Obama, GOP clash over debt limit plan
US President Barack Obama warned Republicans on Monday that he won't negotiate with them over raising the nation's debt limit and said impinging on the government's borrowing ability would be "disastrous".
"The issue here is whether or not America pays its bills. We are not a deadbeat nation," Obama said during the final news conference before his second-term inauguration this Sunday.
If Congress fails to authorize an increase in the US debt limit, or ceiling, to $16.4 trillion, the federal government would likely default on its debts sometime in late, according to the Bipartisan Policy Center, a Washington think tank founded in 2007 by former Republican and Democratic senators.
Any failure to lift the debt ceiling - applied to money Congress has already committed to spend - or even to contemplate such a move, would be "irresponsible" and "absurd", Obama cautioned. Immediate victims would be recipients of Social Security and veterans benefits, he said, while government workers and vendors would go unpaid.
"They will not collect a ransom in exchange for not crashing the American economy. The full faith and credit of the United States of America is not a bargaining chip," the president told reporters at the White House.
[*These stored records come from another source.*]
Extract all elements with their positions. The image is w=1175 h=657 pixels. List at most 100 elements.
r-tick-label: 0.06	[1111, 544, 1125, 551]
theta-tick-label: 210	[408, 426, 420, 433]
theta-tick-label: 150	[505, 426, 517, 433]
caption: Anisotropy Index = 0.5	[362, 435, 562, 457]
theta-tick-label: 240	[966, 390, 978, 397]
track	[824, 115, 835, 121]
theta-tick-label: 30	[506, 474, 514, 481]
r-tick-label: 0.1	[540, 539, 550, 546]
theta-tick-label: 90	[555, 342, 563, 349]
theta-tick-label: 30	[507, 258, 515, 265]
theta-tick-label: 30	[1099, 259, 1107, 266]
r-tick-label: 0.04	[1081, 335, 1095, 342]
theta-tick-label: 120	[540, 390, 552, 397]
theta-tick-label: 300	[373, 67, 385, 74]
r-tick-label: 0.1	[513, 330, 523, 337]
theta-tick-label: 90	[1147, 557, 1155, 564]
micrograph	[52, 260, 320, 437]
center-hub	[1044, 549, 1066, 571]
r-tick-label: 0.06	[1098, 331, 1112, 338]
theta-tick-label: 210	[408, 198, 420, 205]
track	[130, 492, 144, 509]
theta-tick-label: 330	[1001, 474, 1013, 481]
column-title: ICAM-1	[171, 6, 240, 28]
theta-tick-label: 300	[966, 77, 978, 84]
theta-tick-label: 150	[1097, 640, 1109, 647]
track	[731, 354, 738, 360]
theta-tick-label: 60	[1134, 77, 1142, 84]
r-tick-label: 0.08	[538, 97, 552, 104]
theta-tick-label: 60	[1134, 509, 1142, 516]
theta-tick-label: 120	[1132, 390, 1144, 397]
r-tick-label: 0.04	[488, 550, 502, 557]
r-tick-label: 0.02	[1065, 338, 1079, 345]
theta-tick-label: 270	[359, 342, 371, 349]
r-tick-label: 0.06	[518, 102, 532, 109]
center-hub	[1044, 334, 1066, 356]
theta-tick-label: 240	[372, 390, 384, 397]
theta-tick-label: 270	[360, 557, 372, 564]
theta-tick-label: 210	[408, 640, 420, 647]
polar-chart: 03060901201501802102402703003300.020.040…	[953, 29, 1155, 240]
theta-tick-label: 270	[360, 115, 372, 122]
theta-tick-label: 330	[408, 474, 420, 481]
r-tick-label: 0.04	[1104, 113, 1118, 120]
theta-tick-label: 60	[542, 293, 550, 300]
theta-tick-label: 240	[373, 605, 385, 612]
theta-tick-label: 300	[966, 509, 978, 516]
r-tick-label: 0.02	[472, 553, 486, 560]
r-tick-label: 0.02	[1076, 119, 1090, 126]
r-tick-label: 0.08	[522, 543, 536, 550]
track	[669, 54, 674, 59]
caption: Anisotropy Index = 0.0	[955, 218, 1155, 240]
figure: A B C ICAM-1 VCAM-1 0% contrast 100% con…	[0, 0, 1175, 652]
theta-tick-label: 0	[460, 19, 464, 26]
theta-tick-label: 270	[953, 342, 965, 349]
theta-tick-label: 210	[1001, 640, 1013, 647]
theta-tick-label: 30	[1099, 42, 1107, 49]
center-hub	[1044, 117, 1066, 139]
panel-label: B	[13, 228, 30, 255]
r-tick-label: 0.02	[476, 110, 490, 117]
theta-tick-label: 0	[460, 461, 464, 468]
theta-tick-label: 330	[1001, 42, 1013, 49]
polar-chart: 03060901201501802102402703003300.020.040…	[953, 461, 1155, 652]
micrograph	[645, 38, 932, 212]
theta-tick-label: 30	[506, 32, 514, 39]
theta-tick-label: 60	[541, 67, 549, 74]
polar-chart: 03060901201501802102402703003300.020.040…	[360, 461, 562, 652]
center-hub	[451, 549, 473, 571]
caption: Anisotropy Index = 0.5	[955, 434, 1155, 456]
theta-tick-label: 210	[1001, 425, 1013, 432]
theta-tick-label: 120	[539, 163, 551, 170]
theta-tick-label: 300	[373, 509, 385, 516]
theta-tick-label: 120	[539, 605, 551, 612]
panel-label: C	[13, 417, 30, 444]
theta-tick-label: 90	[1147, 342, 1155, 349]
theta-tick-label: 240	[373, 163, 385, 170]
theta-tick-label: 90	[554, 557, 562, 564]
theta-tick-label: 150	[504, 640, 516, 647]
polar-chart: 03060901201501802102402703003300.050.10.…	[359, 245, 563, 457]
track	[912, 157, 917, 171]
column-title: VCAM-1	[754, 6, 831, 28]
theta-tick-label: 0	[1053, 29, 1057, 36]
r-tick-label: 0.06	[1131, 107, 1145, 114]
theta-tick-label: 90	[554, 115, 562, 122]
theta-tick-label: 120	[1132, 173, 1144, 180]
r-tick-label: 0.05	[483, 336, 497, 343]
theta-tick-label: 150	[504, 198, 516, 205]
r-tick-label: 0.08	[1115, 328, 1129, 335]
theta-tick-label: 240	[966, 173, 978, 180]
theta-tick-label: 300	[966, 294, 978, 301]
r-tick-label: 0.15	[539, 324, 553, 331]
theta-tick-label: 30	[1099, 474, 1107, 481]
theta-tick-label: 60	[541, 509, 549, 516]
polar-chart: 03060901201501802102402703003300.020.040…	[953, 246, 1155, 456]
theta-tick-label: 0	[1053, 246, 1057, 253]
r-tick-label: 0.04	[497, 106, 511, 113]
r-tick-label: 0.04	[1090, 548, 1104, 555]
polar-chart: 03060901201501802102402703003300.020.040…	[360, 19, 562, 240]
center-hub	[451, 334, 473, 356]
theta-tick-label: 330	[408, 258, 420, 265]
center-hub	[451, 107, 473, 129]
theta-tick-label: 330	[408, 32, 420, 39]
Republican leaders in Congress have said any increase in the debt limit should be matched by spending cuts. Some in the party have even expressed willingness to allow a debt default or a shutdown of government operations as a way to force Obama to make deep spending cuts.
On Monday, Senate Republican Leader Mitch McConnell of Kentucky said in response to Obama's news conference: "The president and his allies need to get serious about spending, and the debt-limit debate is the perfect time for it. We are hoping for a new seriousness on the part of the president with regard to the single biggest issue confronting the country, and we look forward to working with him to do something about this huge, huge problem."
In the House of Representatives, where Republicans have a sizable majority, Speaker John Boehner said: "The American people do not support raising the debt ceiling without reducing government spending at the same time. The consequences of failing to increase the debt ceiling are real, but so too are the consequences of allowing our spending problem to go unresolved."
While Obama said he would be happy to talk to Republicans about ways to reduce the US budget deficit, he was adamant that the stakes of linking that to debt-limit talks were too high.
"What I will not do, is to have that negotiation with a gun at the head of the American people," he said.
"Investors around the world will ask if the United States is, in fact, a safe bet; markets could go haywire. It would be a self-inflicted wound on the economy. It would slow down our growth, tip us into recession."
Federal Reserve Chairman Ben Bernanke has described a potential US default as a "recovery-ending event" that would likely trigger another financial crisis.
When the US was near such a default in 2011, it lost its triple-A debt rating from Standard & Poor's for the first time.
China and Japan are the world's two biggest individual holders of US Treasury bonds. According to figures released by the Treasury Department in mid-December, the Chinese mainland held $1.162 trillion in T-bonds while Japan held $1.135 trillion. Taiwan and Hong Kong are among the top 10 US creditors.
Eswar Prasad, a Cornell University professor and former China division chief at the International Monetary Fund, said Obama has the advantage in Washington's current fiscal debate, but Republicans have signaled they will take a tough, uncompromising stance even though polls show weak support among Americans for this.
"Political brinksmanship could push things to the edge, but it is hard to conceive of a situation where the Republicans actually force a government shutdown," Prasad told China Daily. "Still, with neither side in a mood to compromise after the recently concluded budget negotiations, an adverse outcome cannot be ruled out.
"The absence of a deal to lift the debt ceiling would create turmoil in US bond markets as well as in other financial markets in the US and around the world. The added uncertainty could send the already-weak world economy into a recession," he said.
Despite the stakes, China and the rest of the world are basically bystanders in the fiscal-policy drama playing out in the US, Prasad said.
"While the entire world will suffer if the negotiations reach a standoff, there is little that China or any other country can do to influence the outcome," he said.
Some analysts believe a loss of confidence in US debt, much less a debt default by Washington, could prompt foreign creditors to unload large portions of their holdings, inducing others to follow and causing a run on the dollar in world markets. But others say a sudden selloff would be damaging to other countries' economic interests, inasmuch as many economies are tied to that of the United States, according to a report by the Council on Foreign Relations.
The report also cites long-term concerns of some US officials that persistent volatility in the dollar caused by a debt default would bolster calls in the international community to end its status as the world's reserve currency. A 2010 survey by consulting firm McKinsey & Co showed that less than 20 percent of business executives expect the dollar to be the dominant reserve currency by 2025.